At the hearing, prosecutor Michael Carlson argued that “proclamations of violence” by alleged gang members that are “highly relevant in this case.” He added, “The issue here is not rap. This is not randomly the state attempting to bring in Run-D.M.C. from the ’80s. This is specific. These are party admissions. They just happen come in the form of lyrics.”
Thug’s attorney Brian Steel spoke out against the ruling. “They are targeting the right to free speech, and that’s wrong,” Steel said. “They are saying that just because he his singing about it, he is now part of a crime.” In court, Glanville told Steel his argument was wrongheaded. “They’re not prosecuting your clients because of the songs they wrote,” Glanville said from the bench. “They’re using the songs to prove other things your clients may have been involved in. I don’t think it’s an attack on free speech.”
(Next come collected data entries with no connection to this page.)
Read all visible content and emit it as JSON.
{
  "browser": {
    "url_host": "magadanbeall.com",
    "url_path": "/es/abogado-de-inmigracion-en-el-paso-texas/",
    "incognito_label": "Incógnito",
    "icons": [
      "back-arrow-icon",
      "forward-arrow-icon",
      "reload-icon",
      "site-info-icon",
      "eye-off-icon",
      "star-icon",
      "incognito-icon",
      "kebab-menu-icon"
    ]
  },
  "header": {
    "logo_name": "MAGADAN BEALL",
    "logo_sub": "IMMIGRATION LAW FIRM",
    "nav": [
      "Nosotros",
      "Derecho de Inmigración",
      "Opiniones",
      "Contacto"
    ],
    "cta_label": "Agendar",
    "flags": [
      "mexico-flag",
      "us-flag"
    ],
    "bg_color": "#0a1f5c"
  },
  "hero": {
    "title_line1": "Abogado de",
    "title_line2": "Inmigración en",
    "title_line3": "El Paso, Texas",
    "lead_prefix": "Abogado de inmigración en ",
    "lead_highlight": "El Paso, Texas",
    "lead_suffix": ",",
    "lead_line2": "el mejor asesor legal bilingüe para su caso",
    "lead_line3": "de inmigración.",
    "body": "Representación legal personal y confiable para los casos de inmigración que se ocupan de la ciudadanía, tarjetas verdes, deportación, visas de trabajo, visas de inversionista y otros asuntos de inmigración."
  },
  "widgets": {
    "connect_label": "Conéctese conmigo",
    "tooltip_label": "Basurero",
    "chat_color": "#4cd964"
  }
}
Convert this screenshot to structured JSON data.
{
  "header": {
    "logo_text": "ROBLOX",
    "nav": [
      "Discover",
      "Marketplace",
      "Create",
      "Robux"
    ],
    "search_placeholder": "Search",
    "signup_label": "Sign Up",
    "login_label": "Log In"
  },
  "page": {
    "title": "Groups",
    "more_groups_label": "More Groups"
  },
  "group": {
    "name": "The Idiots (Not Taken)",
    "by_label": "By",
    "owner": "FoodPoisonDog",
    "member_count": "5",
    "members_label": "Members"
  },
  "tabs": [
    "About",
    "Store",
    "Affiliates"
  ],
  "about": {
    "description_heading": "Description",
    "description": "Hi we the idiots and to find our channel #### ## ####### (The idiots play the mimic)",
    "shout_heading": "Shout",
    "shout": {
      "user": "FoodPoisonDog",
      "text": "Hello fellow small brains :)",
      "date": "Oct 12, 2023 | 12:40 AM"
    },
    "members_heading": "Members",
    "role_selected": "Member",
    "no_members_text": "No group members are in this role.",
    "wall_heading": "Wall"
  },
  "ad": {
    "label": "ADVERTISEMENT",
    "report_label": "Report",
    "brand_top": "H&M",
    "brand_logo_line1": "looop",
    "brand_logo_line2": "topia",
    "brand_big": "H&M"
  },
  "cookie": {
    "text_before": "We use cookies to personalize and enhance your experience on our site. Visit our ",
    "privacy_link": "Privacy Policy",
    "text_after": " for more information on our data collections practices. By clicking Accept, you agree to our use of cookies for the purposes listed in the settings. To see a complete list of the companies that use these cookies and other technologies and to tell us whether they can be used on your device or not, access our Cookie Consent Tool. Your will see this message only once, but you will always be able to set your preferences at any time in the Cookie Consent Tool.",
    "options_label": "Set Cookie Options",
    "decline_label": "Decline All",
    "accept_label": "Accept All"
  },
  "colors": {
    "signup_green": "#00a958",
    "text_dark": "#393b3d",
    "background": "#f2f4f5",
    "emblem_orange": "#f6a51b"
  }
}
Prosecutors will have to make an argument as to why certain lyrics are relevant to the case. During the hearing Wednesday, prosecutor Symone Hilton highlighted lyrics from Young Thug songs such as 2016’s “Slime Shit,” specifically quotes about “killin’ 12 shit” (a reference to killing police) and “hundred rounds in a Tahoe” (which they argue relates to the 2015 murder of Donovan Thomas). She also cited 2018’s “Anybody,” in which Thug raps, “I never killed anybody/ But I got somethin’ to do with that body,” and 2021’s “Really Be Slime,” where he says, “You wanna be slime? Go catch you a body.”
The trial is set to begin Nov. 27 and could continue well into 2024.